Early detection of the causing microorganism and timely therapeutic intervention are crucial for improved outcome of patients with sepsis. Quite recently, we evaluated the technical and diagnostic feasibility of a commercial multiplex real-time polymerase chain reaction (PCR) (LightCycler SeptiFast® assay) for detection of blood stream infections in a cohort of intensive care unit (ICU) patients with the risk of abdominal sepsis.

Results and findings

The PCR positivity rate showed a high coincidence with systemic inflammatory response syndrome (SIRS; 75.8%). In this study, we focussed on patients from the same surgical ICU with upcoming SIRS and addressed the utility on therapeutic decision making following diagnostic application of PCR in addition and comparison to conventional microbiological and laboratory tests. In total, 104 patients on the ICU fulfilling the American College of Chest Physicians/Society of Critical Care Medicine SIRS criteria were enrolled.
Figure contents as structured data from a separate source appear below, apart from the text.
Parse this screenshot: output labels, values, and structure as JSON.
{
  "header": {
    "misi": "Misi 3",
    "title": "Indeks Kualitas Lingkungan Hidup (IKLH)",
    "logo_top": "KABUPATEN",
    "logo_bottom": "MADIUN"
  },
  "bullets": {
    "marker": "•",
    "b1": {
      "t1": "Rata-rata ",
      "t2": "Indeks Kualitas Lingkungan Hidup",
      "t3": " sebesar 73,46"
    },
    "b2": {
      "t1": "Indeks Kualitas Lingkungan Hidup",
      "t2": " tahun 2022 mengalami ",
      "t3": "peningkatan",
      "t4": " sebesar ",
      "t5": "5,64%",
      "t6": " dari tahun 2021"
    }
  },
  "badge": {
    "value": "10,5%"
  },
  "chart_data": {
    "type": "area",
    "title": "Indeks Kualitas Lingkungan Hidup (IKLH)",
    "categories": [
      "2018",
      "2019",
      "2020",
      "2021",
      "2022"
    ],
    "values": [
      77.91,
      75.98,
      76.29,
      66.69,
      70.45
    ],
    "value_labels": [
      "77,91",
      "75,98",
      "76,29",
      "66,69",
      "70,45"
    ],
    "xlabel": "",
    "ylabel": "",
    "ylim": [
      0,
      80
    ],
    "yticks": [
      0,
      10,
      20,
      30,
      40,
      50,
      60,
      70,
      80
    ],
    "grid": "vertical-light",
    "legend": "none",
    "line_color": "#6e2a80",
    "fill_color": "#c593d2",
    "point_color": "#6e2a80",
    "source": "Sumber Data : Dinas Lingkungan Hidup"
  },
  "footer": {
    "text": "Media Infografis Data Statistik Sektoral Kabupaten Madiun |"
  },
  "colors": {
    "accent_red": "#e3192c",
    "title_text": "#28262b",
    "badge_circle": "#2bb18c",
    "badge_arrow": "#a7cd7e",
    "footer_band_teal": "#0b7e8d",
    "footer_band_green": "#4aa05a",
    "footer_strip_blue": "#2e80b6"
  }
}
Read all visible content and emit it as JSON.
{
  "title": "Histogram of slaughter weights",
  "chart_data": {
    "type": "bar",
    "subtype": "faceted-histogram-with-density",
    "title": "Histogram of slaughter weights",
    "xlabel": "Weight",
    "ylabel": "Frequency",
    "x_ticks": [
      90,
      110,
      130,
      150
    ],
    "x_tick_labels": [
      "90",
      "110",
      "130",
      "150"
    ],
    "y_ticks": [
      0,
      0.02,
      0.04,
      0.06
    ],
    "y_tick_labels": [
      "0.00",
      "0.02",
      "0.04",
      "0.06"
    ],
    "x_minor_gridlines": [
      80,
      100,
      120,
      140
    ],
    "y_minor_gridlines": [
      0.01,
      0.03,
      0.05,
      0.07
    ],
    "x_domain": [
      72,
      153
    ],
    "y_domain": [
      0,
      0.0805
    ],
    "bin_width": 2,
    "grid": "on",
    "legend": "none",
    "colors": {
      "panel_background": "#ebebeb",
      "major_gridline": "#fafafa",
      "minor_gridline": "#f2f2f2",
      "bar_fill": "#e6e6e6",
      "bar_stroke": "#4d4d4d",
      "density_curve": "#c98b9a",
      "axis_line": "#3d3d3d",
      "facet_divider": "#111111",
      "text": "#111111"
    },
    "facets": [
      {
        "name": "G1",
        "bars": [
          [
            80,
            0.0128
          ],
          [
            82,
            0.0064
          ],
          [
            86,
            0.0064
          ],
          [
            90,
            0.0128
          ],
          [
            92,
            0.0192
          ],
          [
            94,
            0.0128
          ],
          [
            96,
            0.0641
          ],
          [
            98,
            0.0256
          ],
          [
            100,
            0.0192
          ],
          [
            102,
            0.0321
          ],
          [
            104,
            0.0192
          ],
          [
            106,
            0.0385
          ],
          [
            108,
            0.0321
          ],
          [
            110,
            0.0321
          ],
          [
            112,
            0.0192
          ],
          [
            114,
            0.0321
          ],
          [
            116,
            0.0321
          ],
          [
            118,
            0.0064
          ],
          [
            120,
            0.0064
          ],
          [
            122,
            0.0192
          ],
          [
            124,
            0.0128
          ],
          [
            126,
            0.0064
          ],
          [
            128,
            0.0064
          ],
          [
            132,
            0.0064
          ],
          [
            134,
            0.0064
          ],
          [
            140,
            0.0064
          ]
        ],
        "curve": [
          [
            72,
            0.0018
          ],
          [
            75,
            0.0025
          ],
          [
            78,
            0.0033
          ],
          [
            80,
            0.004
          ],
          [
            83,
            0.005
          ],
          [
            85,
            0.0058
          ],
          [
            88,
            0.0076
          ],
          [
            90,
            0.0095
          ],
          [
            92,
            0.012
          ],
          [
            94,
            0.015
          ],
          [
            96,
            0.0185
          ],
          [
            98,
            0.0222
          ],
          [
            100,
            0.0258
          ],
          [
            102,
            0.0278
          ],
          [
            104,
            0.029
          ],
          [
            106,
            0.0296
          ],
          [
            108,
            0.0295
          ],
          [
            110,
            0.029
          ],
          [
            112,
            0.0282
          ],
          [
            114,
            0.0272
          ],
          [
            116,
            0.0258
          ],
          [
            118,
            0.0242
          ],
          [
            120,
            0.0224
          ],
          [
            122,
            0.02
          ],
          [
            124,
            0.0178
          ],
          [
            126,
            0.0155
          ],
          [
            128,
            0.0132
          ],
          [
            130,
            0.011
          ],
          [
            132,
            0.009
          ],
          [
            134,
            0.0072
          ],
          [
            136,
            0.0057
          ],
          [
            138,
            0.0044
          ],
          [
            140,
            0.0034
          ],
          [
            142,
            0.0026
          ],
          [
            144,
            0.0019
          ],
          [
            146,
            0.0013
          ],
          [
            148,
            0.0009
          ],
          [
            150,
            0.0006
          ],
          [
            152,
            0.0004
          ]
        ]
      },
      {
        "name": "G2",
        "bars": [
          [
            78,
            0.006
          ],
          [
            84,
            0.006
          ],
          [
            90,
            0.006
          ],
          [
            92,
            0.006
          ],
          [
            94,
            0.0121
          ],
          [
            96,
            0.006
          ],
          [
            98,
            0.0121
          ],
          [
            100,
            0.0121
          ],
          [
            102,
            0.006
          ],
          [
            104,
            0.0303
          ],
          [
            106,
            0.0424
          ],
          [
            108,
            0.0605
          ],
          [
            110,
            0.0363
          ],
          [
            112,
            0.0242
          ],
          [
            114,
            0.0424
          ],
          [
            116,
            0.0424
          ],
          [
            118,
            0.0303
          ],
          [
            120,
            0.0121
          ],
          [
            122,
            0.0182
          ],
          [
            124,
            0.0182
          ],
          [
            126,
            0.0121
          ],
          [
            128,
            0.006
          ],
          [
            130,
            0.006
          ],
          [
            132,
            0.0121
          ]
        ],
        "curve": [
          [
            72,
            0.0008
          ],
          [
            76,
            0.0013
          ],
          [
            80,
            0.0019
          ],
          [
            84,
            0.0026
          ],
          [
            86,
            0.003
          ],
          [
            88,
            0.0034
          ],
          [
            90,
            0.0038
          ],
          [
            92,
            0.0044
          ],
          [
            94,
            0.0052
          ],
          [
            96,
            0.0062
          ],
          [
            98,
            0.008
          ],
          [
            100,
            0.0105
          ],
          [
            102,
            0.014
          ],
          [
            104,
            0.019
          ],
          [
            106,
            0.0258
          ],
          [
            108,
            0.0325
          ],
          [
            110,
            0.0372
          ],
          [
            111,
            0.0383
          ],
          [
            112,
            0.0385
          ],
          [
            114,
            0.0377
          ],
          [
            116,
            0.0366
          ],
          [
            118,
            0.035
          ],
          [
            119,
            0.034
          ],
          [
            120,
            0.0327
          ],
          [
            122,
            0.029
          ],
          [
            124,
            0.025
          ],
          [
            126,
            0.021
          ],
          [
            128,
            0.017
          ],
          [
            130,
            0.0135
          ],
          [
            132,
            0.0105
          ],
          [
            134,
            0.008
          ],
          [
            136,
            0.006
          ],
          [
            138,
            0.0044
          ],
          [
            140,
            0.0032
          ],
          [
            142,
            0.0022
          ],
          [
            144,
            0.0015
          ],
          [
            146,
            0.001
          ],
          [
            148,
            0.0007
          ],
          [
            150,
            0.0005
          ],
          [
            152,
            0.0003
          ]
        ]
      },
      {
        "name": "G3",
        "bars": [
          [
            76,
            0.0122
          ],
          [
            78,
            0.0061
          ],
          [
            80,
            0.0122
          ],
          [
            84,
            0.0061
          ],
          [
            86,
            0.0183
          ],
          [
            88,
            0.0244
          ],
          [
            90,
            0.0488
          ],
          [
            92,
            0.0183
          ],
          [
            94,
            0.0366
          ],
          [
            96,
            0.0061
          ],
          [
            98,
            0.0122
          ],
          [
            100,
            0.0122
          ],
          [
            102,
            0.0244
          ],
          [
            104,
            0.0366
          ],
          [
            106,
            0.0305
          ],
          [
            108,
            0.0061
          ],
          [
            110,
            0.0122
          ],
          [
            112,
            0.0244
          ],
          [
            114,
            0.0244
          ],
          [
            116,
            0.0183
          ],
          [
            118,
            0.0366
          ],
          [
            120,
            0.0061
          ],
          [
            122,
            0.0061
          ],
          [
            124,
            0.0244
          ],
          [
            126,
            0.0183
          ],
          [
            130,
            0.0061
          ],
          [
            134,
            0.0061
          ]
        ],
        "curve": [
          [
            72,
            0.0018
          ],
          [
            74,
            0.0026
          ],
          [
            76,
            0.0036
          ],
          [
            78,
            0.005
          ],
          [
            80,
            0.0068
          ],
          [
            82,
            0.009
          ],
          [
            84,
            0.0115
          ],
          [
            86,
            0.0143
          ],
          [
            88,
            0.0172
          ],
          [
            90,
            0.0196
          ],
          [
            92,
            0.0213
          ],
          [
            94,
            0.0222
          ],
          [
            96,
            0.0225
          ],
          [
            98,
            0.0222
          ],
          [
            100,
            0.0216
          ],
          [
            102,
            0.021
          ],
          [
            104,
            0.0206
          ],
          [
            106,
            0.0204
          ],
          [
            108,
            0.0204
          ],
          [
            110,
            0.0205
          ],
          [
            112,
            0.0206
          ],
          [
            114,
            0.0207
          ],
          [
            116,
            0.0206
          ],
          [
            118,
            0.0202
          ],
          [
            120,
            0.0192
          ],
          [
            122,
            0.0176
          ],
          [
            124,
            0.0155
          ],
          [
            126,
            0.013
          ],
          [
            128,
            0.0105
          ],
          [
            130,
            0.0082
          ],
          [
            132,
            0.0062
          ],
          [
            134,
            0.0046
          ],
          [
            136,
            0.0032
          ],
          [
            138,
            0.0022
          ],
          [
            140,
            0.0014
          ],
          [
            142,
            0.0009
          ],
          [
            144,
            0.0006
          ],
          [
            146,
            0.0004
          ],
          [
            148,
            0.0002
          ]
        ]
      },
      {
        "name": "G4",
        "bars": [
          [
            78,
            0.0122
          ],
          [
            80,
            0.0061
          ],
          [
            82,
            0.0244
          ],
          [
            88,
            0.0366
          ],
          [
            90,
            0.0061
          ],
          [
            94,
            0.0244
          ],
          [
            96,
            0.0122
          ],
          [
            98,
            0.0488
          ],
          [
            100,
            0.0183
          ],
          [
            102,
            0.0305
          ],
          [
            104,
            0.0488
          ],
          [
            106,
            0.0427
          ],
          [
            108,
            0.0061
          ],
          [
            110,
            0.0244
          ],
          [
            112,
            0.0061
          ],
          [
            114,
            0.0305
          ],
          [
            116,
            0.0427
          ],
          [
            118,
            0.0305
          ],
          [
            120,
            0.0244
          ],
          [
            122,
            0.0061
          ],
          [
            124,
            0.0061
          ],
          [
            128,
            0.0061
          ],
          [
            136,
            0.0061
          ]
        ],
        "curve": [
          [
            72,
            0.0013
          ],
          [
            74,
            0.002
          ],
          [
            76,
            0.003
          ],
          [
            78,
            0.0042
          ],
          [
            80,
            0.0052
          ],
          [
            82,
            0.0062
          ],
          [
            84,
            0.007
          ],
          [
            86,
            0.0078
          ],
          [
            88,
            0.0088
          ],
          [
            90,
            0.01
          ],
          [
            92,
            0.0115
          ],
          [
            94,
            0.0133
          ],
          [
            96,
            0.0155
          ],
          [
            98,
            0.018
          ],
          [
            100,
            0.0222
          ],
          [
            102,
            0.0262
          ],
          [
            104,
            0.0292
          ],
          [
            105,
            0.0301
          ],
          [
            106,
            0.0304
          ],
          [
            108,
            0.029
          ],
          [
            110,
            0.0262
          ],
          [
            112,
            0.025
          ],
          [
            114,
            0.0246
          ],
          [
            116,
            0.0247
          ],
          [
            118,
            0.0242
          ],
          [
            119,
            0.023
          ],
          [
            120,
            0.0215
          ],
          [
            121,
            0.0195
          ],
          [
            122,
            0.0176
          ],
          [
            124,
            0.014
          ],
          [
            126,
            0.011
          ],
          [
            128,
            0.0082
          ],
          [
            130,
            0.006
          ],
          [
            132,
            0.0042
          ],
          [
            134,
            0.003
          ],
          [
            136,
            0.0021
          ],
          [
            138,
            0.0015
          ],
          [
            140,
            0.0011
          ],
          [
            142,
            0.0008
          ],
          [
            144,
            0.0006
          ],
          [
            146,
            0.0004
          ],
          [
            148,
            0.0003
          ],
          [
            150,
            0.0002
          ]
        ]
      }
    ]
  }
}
Blood samples were taken within 24 h of upcoming SIRS. Some 39.9% (n = 59) of the blood samples (n Total = 148) were positive using multiplex-PCR and 20.3% (n = 30) using conventional culture. In 11.4% of all samples, multiplex-PCR detected more than one microorganism. Among the 77 microorganisms identified by multiplex-PCR, only 25 (32.5%) could be confirmed by blood culture; an additional 17 could be confirmed by microbiological test results from other significant patient specimen. Positive blood samples independent of the detection method were characterised by significant elevated levels of procalcitonin (p < 0.05) but not C-reactive protein. In 25 cases (16.9%, n = 148), the rapid identification of involved pathogens by multiplex-PCR led to prompt adjustment of therapy.

Conclusions

Our study demonstrates improved detection of specific pathogens with a high intrinsic resistance and positive impact on therapeutic decision-making by additional multiplex-PCR-based analysis of blood samples for infectious agents in patients with new onset of SIRS. Thus, we showed for the first time that PCR test results guide clinical treatment successfully.